Die Straub Druck+Medien AG in Sulgen hatte nicht nur ihr Industriegeschäft an die Bosch Druck Medien AG im bayerischen Ergolding veräußert, sondern auch den Bereich Digitaldruck und Online-Druckerei an die Better ventures group ("Kartenmacherei") verkauft. Die Straub Druck + Medien AG wird weitergeführt und konzentriert sich auf die Verwaltung der Werksimmobilien.

Neun Mitarbeiter stehen vor der Ungewissheit

Bosch-Druck arbeitete am Standort Sulgen mit 20 Mitarbeitern in den Bereichen Administration, Mediengestaltung und Vertrieb weiter. Auch  die technische Ausstattung für das Industriegeschäft habe Bosch-Druck dort belassen, infomierte Better-Print-Geschäftsführer Francisco Martinez. "Bei den Kündigungen handelt es sich um die noch verbliebenen Mitarbeiter der Bosch-Druck Solutions GmbH, nicht um Mitarbeiter der Better print production GmbH oder der Straub Druck + Medien AG", betonte Martinez.

Von den ursprünglich 20 Mitarbeiter hätten  seit der Übernahme durch Bosch-Druck schon einige das Unternehmen verlassen. Aktuell arbeite er daran, dass die ehemalige Auszubildenden ihr Arbeitsverhältnis bei der better print production GmbH fort führen können. Neun Mitarbeiter von Bosch-Druck wüssten im Augenblick noch nicht, wie es beruflich für sie weitergeht.

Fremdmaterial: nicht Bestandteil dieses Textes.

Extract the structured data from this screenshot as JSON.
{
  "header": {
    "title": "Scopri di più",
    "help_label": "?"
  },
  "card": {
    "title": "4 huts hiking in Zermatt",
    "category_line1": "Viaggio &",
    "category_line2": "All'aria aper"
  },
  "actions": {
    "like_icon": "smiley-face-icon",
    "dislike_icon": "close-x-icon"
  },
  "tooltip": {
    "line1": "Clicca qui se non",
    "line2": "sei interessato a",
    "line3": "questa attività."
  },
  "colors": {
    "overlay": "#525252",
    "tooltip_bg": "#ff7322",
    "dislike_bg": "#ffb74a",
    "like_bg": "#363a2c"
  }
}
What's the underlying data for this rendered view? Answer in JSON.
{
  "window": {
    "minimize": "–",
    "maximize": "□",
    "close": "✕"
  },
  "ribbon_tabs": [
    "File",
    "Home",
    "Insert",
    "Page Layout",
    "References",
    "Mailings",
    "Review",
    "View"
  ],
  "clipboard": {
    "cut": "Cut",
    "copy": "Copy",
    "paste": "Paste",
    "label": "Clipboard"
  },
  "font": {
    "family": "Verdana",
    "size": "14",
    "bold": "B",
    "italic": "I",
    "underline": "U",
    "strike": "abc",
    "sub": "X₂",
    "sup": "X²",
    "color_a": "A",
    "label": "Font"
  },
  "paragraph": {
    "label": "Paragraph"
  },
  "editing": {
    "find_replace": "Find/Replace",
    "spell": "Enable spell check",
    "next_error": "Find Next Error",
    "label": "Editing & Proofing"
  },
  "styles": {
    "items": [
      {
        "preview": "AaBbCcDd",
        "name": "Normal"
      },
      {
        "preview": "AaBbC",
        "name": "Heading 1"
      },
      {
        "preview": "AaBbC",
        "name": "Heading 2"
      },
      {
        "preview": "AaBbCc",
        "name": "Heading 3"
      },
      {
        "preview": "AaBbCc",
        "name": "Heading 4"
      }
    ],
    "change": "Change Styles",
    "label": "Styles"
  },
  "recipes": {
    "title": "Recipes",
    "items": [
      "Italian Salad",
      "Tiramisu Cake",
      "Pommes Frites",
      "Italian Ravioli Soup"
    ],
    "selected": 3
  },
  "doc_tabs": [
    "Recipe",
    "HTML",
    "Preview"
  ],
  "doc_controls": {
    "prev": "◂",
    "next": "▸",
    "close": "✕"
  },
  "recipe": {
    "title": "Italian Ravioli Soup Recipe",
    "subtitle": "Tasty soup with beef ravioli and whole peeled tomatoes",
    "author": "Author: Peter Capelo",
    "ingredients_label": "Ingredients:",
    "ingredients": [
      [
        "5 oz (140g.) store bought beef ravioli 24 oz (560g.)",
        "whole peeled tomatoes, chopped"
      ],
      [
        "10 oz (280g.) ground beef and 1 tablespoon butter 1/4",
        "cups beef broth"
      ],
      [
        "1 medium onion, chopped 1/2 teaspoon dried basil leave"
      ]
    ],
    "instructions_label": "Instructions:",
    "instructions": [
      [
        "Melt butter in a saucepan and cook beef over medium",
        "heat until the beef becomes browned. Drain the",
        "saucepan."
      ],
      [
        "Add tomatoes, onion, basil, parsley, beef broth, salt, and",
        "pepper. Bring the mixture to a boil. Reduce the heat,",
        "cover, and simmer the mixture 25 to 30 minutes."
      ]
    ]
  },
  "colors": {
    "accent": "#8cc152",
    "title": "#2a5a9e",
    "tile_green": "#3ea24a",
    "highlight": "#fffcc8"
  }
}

Martinez deutete an, dass die die Vertragsabwicklung des Verkaufs mit der Bosch-Druck Solutions GmbH sich  nicht so entwickelt habe für Kunden und Belegschaft, wie es zu erwarten war, dass er aber aus juristischen Gründen dazu keine näheren Angaben machen könne.

Info: Übernahme zum Jahresbeginn 2020

Nach einem Insolvenzverfahren in Eigenverwaltung war erst Ende Januar 2019 die Sanierung des Vorgänger-Unternehmens Bosch-Druck GmbH abgeschlossen worden. Dessen Geschäftsbetrieb wurde zum 1. Februar 2019 auf eine neue Gesellschaft übertragen. Erwerberin war die "web to bind GmbH", aus der dann die "Bosch Druck Solutions GmbH" wurde.

Hinter dem Kauf standen das Druckereiunternehmen Dibuma mit Sitz im oberpfälzischen Nittenau, das Druck-, Binde- und Veredelungsleistungen für Geschäfts- und Großkunden anbietet, sowie deren Hauptgesellschafter. Die Bosch Druck Solutions GmbH produziert nach eigener Darstellung mit rund 130 Mitarbeitern Druckerzeugnisse für die Automobilindustrie, für Verlage sowie Web-Portale. Dazu gehörten Bedienungsanleitungen, Broschüren oder Dialogmarketing-Produkte. Produziert wird sowohl im Offset- als auch im Digitaldruck. Zu Beginn des Jahres 2020 hatte Bosch Druck Solutions den Offsetdruckbereich der Straub Druck+Medien AG (Sulgen) übernommen.